Final Report explaining the January 11, 2016 amendments correcting a reference to the prosecutor and clarifying the experiential requirements of the rule published with the Court's Order at 46 Pa.B. 555 (January 30, 2016).


Amendment of Pa.R.Crim.P. 801

Qualifications of Capital Case Counsel; Prosecutorial Experience

 On January 11, 2016, effective April 1, 2016, upon the recommendation of the Criminal Procedural Rules Committee, the Court adopted the amendment of Rule of Criminal Procedure 801 (Qualifications for Defense Counsel in Capital Cases) to correct the description of the prosecutors to whom the rule is applicable and to clarify that experience as a prosecutor should be considered to satisfy the experiential requirements of the rule.

 Rule 801 (Qualifications for Defense Counsel in Capital Cases) was adopted on June 4, 2004.2 Rule 801 provides standards for experience and continuing legal education required of criminal defense counsel representing defendants in proceedings involving possible capital punishment, including pretrial, trial, post-conviction, and appellate proceedings. Included in these standards is the requirement that, before an attorney may represent a defendant in a capital case, either as retained or appointed counsel, he or she must serve as lead or co-counsel in a minimum of 8 significant cases which were tried to verdict before a jury.3 A ''significant case'' is defined in the rule as a case involving a charge of murder, including manslaughter and vehicular homicide, or a felony of the first or second degree.

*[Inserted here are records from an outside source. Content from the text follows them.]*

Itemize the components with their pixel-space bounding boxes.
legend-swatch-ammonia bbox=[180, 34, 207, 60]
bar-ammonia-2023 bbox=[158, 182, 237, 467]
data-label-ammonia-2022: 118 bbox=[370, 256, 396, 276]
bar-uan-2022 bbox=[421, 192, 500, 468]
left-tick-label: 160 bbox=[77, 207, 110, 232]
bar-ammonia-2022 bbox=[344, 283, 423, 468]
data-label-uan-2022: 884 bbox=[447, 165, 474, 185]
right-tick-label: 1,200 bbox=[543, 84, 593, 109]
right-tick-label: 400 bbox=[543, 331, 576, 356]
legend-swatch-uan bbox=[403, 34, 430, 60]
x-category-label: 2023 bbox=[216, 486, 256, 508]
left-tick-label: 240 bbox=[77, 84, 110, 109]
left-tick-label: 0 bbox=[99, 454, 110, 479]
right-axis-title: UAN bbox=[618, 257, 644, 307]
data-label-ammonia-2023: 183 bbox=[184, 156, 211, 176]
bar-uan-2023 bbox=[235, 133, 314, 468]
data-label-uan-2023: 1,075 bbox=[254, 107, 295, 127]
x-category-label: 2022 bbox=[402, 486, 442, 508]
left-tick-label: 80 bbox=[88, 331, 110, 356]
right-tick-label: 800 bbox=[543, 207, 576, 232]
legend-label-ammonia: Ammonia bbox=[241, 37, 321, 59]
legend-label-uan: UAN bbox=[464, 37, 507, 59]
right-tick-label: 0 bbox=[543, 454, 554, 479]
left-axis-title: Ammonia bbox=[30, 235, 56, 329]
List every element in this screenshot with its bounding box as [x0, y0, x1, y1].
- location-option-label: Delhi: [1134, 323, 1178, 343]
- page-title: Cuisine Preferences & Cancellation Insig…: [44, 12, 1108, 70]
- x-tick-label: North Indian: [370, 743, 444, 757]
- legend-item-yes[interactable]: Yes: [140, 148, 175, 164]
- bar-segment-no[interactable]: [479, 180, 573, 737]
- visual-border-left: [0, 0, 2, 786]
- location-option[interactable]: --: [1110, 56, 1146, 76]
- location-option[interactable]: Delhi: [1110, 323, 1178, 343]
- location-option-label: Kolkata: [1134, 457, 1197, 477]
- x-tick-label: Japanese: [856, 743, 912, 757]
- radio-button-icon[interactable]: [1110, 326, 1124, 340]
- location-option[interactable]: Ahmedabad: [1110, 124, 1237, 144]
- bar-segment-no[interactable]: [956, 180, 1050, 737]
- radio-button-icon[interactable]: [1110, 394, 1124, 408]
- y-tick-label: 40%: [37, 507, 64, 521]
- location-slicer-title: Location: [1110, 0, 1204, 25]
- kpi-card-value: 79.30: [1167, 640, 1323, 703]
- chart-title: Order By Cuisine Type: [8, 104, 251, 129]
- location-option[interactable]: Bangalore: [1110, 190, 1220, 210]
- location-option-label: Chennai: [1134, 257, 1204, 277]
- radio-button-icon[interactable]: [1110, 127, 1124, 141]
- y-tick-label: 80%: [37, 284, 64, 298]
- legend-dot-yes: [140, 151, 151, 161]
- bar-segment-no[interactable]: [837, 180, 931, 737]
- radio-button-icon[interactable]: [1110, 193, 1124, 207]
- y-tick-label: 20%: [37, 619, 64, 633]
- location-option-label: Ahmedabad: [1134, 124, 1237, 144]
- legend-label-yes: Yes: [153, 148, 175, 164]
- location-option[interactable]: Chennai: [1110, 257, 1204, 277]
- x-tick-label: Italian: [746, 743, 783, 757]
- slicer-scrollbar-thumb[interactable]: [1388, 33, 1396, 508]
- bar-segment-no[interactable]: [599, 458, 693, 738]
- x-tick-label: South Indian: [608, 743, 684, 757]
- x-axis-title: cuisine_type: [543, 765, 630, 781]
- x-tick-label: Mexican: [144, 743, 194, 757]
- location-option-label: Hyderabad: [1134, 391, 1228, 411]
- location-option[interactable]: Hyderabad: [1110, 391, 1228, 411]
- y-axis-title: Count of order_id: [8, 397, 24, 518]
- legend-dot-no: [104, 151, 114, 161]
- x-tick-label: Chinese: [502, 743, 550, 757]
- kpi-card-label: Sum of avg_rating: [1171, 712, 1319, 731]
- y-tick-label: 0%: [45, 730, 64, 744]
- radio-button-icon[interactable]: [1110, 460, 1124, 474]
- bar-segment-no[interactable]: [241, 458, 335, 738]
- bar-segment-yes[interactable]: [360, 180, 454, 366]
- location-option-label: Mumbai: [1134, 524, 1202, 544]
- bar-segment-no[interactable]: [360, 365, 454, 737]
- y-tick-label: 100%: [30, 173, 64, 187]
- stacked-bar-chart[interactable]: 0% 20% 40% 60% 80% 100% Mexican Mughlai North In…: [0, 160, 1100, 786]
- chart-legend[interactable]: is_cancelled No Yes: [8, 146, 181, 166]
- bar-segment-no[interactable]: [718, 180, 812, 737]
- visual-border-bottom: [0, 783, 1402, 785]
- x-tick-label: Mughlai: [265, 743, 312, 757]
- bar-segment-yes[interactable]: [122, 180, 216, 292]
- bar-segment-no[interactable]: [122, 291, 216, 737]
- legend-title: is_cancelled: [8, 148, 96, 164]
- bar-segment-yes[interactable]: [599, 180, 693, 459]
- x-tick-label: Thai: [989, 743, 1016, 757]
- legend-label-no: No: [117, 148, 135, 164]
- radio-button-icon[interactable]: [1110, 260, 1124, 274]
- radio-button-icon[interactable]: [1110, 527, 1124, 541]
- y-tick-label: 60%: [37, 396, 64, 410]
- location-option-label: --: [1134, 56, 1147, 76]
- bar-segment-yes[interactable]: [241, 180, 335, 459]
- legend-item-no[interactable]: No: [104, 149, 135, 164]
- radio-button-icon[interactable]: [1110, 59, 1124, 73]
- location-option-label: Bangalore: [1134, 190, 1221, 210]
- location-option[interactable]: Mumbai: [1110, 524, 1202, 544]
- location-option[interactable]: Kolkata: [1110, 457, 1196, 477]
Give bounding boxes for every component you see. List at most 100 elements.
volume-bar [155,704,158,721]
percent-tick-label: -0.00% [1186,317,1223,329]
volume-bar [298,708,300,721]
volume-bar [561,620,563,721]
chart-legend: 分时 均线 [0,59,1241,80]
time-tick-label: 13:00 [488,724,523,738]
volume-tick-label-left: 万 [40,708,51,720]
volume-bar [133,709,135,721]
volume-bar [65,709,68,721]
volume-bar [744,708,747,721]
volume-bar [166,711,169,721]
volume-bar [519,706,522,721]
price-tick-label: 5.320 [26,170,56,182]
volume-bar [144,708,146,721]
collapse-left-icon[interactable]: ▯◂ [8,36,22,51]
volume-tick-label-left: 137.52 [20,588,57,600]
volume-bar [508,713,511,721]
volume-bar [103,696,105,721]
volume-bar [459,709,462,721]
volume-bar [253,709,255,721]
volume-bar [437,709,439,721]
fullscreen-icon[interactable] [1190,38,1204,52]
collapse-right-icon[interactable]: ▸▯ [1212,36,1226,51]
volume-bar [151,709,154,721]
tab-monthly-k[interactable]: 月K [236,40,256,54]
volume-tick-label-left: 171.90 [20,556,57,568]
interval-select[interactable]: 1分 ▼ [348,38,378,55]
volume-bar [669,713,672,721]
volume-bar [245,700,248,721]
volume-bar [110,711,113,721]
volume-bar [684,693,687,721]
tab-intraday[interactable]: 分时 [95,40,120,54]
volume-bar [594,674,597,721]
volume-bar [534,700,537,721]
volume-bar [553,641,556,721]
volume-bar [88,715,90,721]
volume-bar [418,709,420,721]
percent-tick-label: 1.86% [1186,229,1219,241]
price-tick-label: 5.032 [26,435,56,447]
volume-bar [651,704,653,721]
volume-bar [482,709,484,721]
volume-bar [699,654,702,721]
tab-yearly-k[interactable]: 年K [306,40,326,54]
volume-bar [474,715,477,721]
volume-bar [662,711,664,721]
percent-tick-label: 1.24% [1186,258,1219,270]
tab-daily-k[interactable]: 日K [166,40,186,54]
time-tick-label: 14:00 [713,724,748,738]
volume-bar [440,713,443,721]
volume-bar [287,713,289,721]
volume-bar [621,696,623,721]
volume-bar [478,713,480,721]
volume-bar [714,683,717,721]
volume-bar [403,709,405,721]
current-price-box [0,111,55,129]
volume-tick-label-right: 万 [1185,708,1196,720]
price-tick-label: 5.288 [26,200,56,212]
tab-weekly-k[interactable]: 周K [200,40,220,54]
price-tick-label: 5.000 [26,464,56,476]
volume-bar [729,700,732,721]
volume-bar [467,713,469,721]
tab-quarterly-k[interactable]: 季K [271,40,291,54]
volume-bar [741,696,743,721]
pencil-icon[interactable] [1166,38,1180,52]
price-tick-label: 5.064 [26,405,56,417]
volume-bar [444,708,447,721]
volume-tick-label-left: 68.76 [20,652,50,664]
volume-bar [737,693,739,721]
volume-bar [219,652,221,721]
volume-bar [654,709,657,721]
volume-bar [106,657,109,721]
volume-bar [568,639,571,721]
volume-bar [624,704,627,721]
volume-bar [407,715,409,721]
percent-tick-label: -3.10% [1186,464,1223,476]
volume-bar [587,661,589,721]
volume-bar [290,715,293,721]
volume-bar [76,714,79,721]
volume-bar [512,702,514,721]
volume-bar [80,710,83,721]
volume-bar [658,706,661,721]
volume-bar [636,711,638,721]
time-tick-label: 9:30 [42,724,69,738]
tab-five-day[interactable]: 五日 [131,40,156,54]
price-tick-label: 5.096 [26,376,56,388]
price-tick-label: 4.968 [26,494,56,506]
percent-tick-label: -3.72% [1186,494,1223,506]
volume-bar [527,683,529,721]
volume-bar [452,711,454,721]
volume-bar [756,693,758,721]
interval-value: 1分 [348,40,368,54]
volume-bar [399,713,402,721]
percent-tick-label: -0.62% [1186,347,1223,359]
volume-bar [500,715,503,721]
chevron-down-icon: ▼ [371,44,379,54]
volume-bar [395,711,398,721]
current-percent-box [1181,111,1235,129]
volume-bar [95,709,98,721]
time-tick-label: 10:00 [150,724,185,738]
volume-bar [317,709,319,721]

 The Committee was asked whether experience acquired as a prosecutor could be counted toward the requirements of Rule 801(1). Although this is not explicitly stated in the rule, it seems logical that the experience acquired in significant cases either as a prosecutor or as defense counsel be counted. Even though the function of a prosecutor is obviously different, many of the trial and practice skills are complementary. Such an interpretation would provide a reasonable inclusiveness in an already limited pool of counsel. Furthermore, this is the common practice in most jurisdictions. Therefore, the Comment to Rule 801 has been revised to indicate that such experience be considered in determining whether counsel qualifies under the rule.

 The Committee also received a suggestion to broaden the language of the initial paragraph of the rule regarding the filing of the notice of aggravating circumstances from the term ''district attorney'' to ''attorney for the Commonwealth.'' There are times when the Office of the Attorney General prosecutes a murder as a capital offense, either arising out of their primary jurisdiction or after a case has been referred to them by a district attorney. Therefore, the terminology in the rule has been changed to this effect.

[Pa.B. Doc. No. 16-149. Filed for public inspection January 29, 2016, 9:00 a.m.]


1  The Committee's Final Reports should not be confused with the official Committee Comments to the rules. Also note that the Supreme Court does not adopt the Committee's Comments or the contents of the Committee's explanatory Final Reports.

2  Rule 801 was not developed originally by the Committee but rather was the product of a special ad hoc group.

3  Representation in appellate proceedings requires prior appellate or post-conviction representation in a minimum of 8 significant cases.